New research, published in the journal Genes & Development, makes the case that manipulating elements of cells called nuclear pores could eventually prevent cancerous cells from proliferating.

Geneticist at work in a lab
All cells have nuclear pores, but they appear in excessive numbers in some cancerous cells.

Cancer is the second most common cause of death in the United States, after heart disease. The American Cancer Society (ACS) estimate that about 1.7 million cancer cases will be diagnosed in the U.S. in 2018 and more than 600,000 Americans will die from cancer this year.

This translates to about 1,670 cancer-related deaths each day.

All cells have nuclear pores — they are essential transport channels that help to move cellular material to and from a cell’s nucleus, which is the part of the cell that contains its genes.

Nuclear pores are an area of interest for cancer research because they appear in excessive numbers in certain cancerous cells. Some research has therefore looked at how nuclear pores affect cancer treatment.

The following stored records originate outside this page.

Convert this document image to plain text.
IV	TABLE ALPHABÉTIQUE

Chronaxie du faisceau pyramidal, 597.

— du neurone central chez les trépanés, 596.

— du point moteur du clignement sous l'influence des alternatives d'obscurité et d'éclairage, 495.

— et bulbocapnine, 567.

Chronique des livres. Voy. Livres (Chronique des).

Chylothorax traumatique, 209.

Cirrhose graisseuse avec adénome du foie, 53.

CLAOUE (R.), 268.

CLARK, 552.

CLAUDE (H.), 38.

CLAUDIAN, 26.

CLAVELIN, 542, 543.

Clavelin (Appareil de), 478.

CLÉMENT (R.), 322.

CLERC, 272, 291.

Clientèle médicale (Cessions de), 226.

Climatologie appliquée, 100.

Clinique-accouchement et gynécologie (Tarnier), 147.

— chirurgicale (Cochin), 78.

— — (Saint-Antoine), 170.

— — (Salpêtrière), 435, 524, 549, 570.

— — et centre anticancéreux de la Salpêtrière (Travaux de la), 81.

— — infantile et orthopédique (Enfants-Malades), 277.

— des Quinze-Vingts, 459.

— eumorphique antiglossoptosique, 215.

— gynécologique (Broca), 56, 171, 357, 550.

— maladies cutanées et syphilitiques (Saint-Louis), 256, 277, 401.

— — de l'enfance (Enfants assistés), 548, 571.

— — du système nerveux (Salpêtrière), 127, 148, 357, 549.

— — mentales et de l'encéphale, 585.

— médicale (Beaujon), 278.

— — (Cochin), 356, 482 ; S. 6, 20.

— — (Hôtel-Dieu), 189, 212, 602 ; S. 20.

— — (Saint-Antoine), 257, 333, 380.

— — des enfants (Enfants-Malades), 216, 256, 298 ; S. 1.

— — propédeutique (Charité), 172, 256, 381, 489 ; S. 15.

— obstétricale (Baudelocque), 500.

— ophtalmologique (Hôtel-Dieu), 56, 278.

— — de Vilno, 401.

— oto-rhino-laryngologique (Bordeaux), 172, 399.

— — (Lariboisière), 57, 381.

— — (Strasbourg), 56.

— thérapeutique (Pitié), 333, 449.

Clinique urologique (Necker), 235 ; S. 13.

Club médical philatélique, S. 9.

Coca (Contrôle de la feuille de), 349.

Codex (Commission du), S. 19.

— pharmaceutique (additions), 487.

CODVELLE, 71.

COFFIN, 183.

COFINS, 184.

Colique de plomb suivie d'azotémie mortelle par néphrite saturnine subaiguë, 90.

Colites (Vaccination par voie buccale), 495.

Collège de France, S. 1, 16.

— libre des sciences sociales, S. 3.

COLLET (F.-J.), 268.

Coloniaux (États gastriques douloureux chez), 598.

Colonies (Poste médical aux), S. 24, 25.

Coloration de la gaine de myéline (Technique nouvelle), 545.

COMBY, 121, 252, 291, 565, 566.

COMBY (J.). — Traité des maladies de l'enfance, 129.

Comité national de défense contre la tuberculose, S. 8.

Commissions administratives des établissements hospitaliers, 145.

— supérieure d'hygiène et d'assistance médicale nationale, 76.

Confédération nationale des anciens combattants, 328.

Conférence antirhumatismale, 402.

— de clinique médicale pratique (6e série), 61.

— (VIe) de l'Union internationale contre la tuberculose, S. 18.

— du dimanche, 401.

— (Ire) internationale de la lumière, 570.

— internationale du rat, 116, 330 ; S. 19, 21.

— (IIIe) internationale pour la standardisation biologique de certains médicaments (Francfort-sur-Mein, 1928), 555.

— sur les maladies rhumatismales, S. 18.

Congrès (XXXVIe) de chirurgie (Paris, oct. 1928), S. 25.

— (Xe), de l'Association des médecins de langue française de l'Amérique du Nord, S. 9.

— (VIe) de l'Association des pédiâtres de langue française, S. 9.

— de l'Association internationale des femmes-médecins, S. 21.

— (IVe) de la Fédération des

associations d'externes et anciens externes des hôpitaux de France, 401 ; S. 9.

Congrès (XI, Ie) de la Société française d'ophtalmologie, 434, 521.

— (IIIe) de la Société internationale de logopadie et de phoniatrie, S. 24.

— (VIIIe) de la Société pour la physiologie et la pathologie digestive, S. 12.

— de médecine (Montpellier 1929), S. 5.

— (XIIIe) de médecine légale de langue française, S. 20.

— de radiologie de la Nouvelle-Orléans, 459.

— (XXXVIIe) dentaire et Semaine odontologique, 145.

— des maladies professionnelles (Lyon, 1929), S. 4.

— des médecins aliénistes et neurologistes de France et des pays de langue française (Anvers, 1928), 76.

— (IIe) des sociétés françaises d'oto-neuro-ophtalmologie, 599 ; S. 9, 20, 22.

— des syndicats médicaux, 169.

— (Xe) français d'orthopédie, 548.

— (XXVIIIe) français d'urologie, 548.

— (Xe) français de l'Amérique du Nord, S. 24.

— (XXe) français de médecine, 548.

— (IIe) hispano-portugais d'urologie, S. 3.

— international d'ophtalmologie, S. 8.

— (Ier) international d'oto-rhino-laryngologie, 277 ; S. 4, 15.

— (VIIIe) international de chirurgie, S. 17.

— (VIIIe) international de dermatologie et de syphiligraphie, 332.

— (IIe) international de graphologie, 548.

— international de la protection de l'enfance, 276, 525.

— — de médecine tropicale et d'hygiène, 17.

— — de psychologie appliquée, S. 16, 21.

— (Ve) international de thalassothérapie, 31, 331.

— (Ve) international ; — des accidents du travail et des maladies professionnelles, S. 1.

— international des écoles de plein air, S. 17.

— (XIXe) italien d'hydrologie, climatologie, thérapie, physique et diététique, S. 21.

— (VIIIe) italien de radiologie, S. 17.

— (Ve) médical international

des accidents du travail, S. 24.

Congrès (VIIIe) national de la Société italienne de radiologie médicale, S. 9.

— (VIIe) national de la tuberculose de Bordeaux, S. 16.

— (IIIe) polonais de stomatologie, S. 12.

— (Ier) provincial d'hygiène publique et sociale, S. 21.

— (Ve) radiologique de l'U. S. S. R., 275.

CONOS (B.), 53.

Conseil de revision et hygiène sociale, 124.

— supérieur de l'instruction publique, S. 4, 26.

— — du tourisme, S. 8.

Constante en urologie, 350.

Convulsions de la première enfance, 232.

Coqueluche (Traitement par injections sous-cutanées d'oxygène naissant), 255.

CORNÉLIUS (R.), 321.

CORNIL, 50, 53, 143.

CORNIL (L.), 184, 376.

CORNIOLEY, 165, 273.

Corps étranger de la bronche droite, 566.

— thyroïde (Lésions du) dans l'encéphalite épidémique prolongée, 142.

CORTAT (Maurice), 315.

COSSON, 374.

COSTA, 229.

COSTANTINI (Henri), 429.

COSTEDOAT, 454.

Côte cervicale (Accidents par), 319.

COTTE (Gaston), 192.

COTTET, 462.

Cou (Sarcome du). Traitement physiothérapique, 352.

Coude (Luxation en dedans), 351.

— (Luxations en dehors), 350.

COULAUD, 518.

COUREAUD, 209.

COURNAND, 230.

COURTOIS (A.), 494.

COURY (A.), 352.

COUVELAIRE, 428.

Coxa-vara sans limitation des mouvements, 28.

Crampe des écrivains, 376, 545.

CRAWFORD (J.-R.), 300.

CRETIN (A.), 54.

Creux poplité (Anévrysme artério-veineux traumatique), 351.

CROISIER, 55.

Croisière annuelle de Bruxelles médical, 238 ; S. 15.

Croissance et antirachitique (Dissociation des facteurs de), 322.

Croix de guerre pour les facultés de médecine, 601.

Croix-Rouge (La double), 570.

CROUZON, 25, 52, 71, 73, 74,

For instance, scientists know from the findings of other studies that preventing cancer-related proteins from passing through nuclear pores can dramatically impact cancer treatment. They also know that nuclear pores can promote treatment resistance in some aggressive cancers, as they can excrete chemotherapy from the cells, weakening its benefits.

Nuclear pores are made up of a type of protein called nucleoporins. The researchers behind the new study, from the Salk Institute for Biological Studies in La Jolla, CA, were particularly interested in a nucleoporin called Tpr, which has previously been associated with some cancers.